Art, an underground stream flowing through life
In a wonderful PBS American Masters piece on Philip Glass, the composer talks of music being an underground river always flowing, into which one needs to tap by listening carefully and attentively. (http://www.philipglass.com/)
In the same way, I think that visual art is part and parcel of many people, another underground stream flowing through their life. The more you learn to see, the more you can tap into the underground stream - whether that seeing leads to the creation of art or the active enjoyment and collection of art. The stream usually starts flowing early on in life, even if one is unconscious of it at the time. Many artists draw on early visual memories in the creation of later work, even if the memories are transformed. One of my fellow Visiting Artists at Spring Island, SC, is the perfect example of this transposition - Brian Rutenberg, from the Charleston area, uses his "underground stream" of visual experiences to paint wonderfully abstract evocations of those remembered places. Even though he does not live in Charleston now, those childhood memories flow on for him into his art.
In the same way, I find that my memories of East Africa will periodically become part of my art.

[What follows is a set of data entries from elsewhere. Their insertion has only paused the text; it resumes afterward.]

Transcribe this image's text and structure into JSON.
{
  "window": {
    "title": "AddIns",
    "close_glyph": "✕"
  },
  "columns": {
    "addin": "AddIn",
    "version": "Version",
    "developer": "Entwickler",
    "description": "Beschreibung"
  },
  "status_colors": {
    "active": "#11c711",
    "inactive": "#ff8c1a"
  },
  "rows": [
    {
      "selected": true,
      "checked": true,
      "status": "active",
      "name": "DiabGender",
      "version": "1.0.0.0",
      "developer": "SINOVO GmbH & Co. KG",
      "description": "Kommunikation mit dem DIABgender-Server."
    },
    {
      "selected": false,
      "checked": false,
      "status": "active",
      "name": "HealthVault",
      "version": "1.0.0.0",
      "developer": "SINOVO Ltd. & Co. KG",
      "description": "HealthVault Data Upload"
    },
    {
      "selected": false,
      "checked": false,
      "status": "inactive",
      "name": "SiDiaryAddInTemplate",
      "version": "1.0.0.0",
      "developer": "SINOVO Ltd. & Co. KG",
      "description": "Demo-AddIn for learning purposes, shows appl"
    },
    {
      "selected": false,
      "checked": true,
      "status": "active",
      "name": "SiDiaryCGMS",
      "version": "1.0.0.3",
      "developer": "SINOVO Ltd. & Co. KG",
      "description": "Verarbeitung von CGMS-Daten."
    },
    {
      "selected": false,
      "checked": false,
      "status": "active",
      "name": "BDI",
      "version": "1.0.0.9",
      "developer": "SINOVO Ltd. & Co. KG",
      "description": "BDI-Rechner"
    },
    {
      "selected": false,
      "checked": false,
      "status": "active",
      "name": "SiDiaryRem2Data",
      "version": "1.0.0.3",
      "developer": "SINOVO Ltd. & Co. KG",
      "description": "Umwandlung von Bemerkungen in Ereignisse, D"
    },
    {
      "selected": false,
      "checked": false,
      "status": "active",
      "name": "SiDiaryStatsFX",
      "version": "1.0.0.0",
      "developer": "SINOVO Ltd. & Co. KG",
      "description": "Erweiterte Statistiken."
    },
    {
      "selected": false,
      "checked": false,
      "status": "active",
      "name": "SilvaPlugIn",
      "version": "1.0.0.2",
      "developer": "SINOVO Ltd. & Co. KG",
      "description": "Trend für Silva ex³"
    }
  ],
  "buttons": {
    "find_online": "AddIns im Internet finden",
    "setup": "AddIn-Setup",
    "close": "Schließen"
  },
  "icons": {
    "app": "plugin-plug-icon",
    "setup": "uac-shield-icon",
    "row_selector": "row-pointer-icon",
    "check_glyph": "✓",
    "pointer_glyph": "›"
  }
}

This alchemy of the subterranean presence of art being transformed, often almost in spite of oneself, into art is so important that one needs to learn to trust that inner voice, that inner eye. It is part of the experience that is built up over time in the creation of art. Educating one's eye to see potential drawings and paintings, honing one's skills, studying and appreciating other people's art, from all periods, particularly in museums, are all part of tending that underground stream flowing inside each of us.
In a strange way, it makes me think of a description of a French winegrower about the way wines are created. He talked of the slow and noble evolution of the wines, "carrying with them hopes for a prolonged life." With vineyards that have existed for generations, surviving all manner of calamities from disease to war to revolution, there is always the promise of a fresh harvest, a continuing wine making cycle. Indeed, these cycles of wine cultivation and creation represent "a taste of eternity". (War and Wine, a wonderful book by Don and Petie Kladstrup, published in 2002 by Broadway Books). The winegrower was perhaps, in his own way, talking of the same sense of a continuum, an underground stream into which to tap as he created his wines.